Categories: Laura Rosenthal · Theater · Uncategorized
Short takes . . . .
November 10, 2007 · Leave a Comment
1. The Guardian has a nice review of Vic Gattrell’s City of Laughter. Has anyone used this for their courses? (Courtesy of ariealt.net)
2. Greg at Slawkenbergius gives us a nice reading of Addison’s “peregrinating shilling,” with a nifty reference to Deleuzian flows of commerce at the end.

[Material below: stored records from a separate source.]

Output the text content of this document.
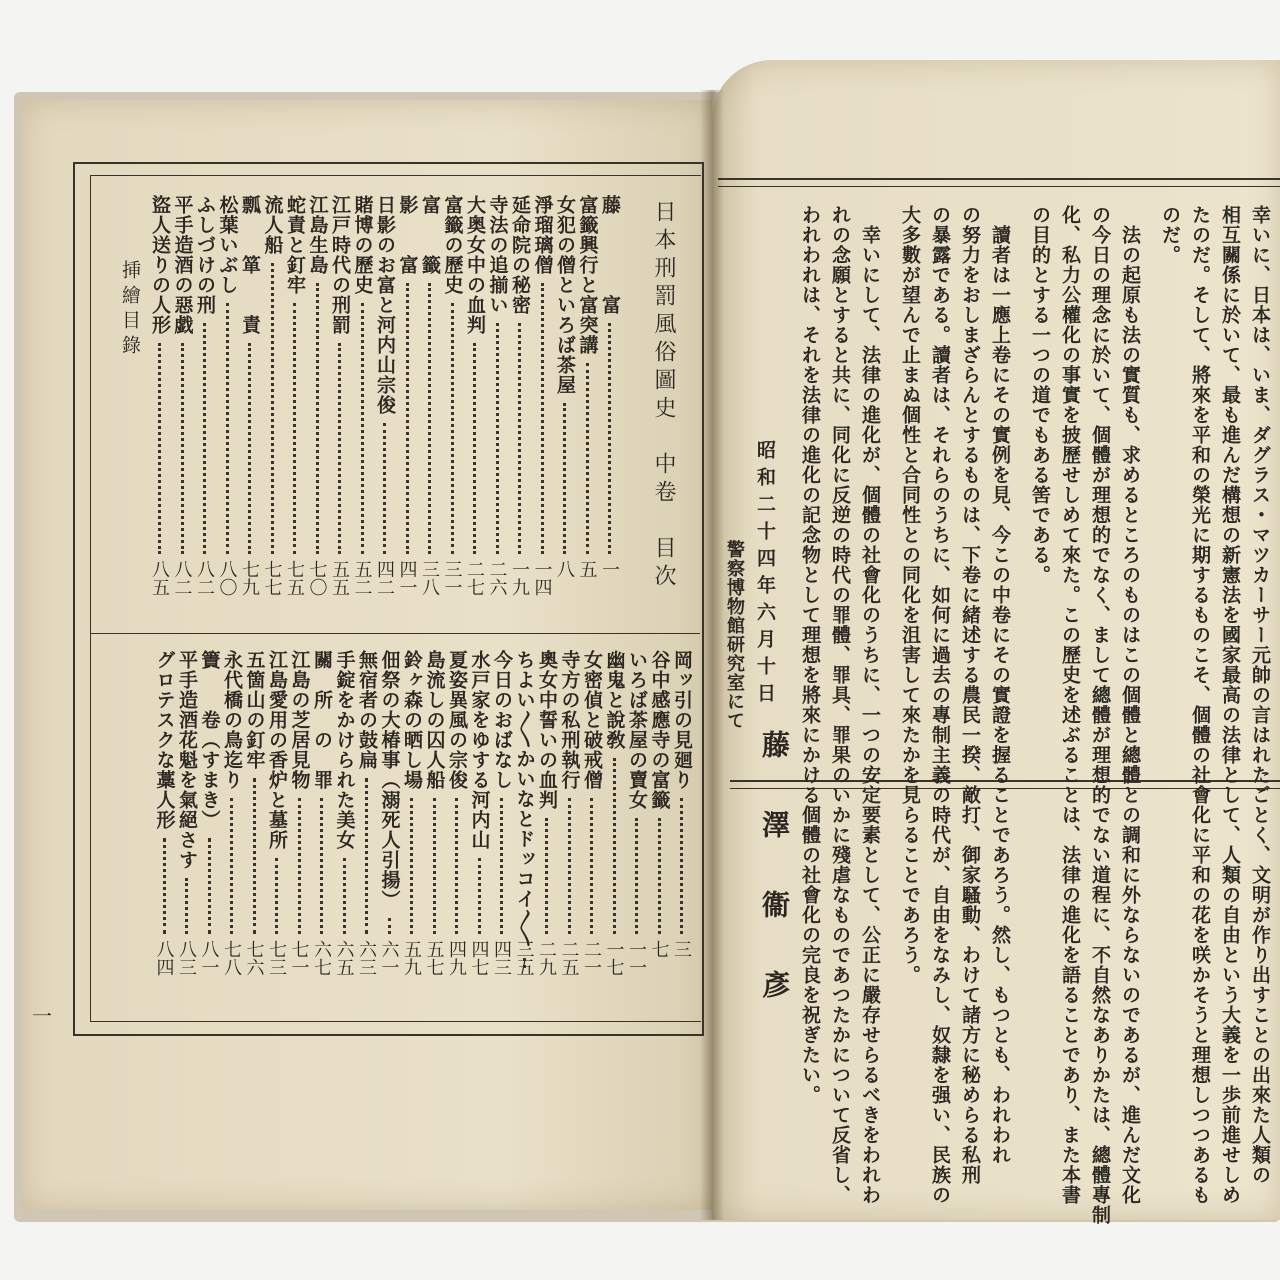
一
日本刑罰風俗圖史　中卷　目次
挿繪目錄	藤　　　　富
一
富籤興行と富突講
五
女犯の僧といろば茶屋
八
淨瑠璃僧
一四
延命院の秘密
一九
寺法の追揃い
二六
大奥女中の血判
二七
富籤の歷史
三一
富　　籤
三八
影　　富
四一
日影のお富と河内山宗俊
四二
賭博の歷史
五二
江戸時代の刑罰
五五
江島生島
七〇
蛇責と釘牢
七五
流人船
七七
瓢　　箪　　責
七九
松葉いぶし
八〇
ふしづけの刑
八二
平手造酒の惡戯
八二
盜人送りの人形
八五
岡ッ引の見廻り
三
谷中感應寺の富籤
七
いろば茶屋の賣女
一一
幽鬼と說敎
一七
女密偵と破戒僧
二一
寺方の私刑執行
二五
奧女中誓いの血判
二九
ちよい〳〵かいなとドッコイ〳〵
三五
今日のおばなし
四三
水戸家をゆする河内山
四七
夏姿異風の宗俊
四九
島流しの囚人船
五七
鈴ヶ森の晒し場
五九
佃祭の大椿事（溺死人引揚）
六一
無宿者の鼓扁
六三
手錠をかけられた美女
六五
關　所　の　罪
六七
江島の芝居見物
七一
江島愛用の香炉と墓所
七三
五箇山の釘牢
七六
永代橋の鳥迄り
七八
簀　　卷（すまき）
八一
平手造酒花魁を氣絕さす
八三
グロテスクな藁人形
八四	幸いに、日本は、いま、ダグラス・マツカーサー元帥の言はれたごとく、文明が作り出すことの出來た人類の
相互關係に於いて、最も進んだ構想の新憲法を國家最高の法律として、人類の自由という大義を一歩前進せしめ
たのだ。そして、將來を平和の榮光に期するものこそ、個體の社會化に平和の花を咲かそうと理想しつつあるも
のだ。
法の起原も法の實質も、求めるところのものはこの個體と總體との調和に外ならないのであるが、進んだ文化
の今日の理念に於いて、個體が理想的でなく、まして總體が理想的でない道程に、不自然なありかたは、總體專制
化、私力公權化の事實を披歷せしめて來た。この歷史を述ぶることは、法律の進化を語ることであり、また本書
の目的とする一つの道でもある筈である。
讀者は一應上卷にその實例を見、今この中卷にその實證を握ることであろう。然し、もつとも、われわれ
の努力をおしまざらんとするものは、下卷に緒述する農民一揆、敵打、御家騷動、わけて諸方に秘めらる私刑
の暴露である。讀者は、それらのうちに、如何に過去の專制主義の時代が、自由をなみし、奴隸を强い、民族の
大多數が望んで止まぬ個性と合同性との同化を沮害して來たかを見らることであろう。
幸いにして、法律の進化が、個體の社會化のうちに、一つの安定要素として、公正に嚴存せらるべきをわれわ
れの念願とすると共に、同化に反逆の時代の罪體、罪具、罪果のいかに殘虐なものであつたかについて反省し、
われわれは、それを法律の進化の記念物として理想を將來にかける個體の社會化の完良を祝ぎたい。
昭和二十四年六月十日
警察博物館研究室にて
藤　澤　衞　彥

3. Sharon at EMN directs us to Anthony Grafton’s latest essay at the New Yorker, including a very useful accompanying group of links. I was particularly taken by the long-term interest in the retrieval of information, through note-taking systems like this one:
Fast, reliable methods of search and retrieval are sometimes identified as the hallmark of our information age; “Search is everything” has become a proverb. But scholars have had to deal with too much information for millennia, and in periods when information resources were multiplying especially fast they devised ingenious ways to control the floods. The Renaissance, during which the number of new texts threatened to become overwhelming, was the great age of systematic note-taking. Manuals such as Jeremias Drexel’s “Goldmine”—the frontispiece of which showed a scholar taking notes opposite miners digging for literal gold—taught students how to condense and arrange the contents of literature by headings. Scholars well grounded in this regime, like Isaac Casaubon, spun tough, efficient webs of notes around the texts of their books and in their notebooks—hundreds of Casaubon’s books survive—and used them to retrieve information about everything from the religion of Greek tragedy to Jewish burial practices. Jacques Cujas, a sixteenth-century legal scholar, astonished visitors to his study when he showed them the rotating barber’s chair and movable bookstand that enabled him to keep many open books in view at the same time. Thomas Harrison, a seventeenth-century English inventor, devised a cabinet that he called the Ark of Studies: readers could synopsize and excerpt books and then arrange their notes by subject on a series of labelled metal hooks, somewhat in the manner of a card index. The German philosopher Leibniz obtained one of Harrison’s cabinets and used it in his research.
It was also interesting to me how difficult it has been for entrepeneurs to find a proper business model for their digitization efforts, which have resulted in the scattered, incomplete, and/or abandoned projects that have built up ever since microfilm projects were started in the 1940s, even when there were plentiful library dollars to buy such collections. The unevenness of these collections means that libraries and scholars will need to devote resources to cataloguing and retrieval among multiple, large-scale digital collections.
4. The Tenured Radical has a very nice post up about giving good conference papers. I try to do most of these things already. But Carrie will tell you that I do wave my arms around too much. That’s why I prefer blogging.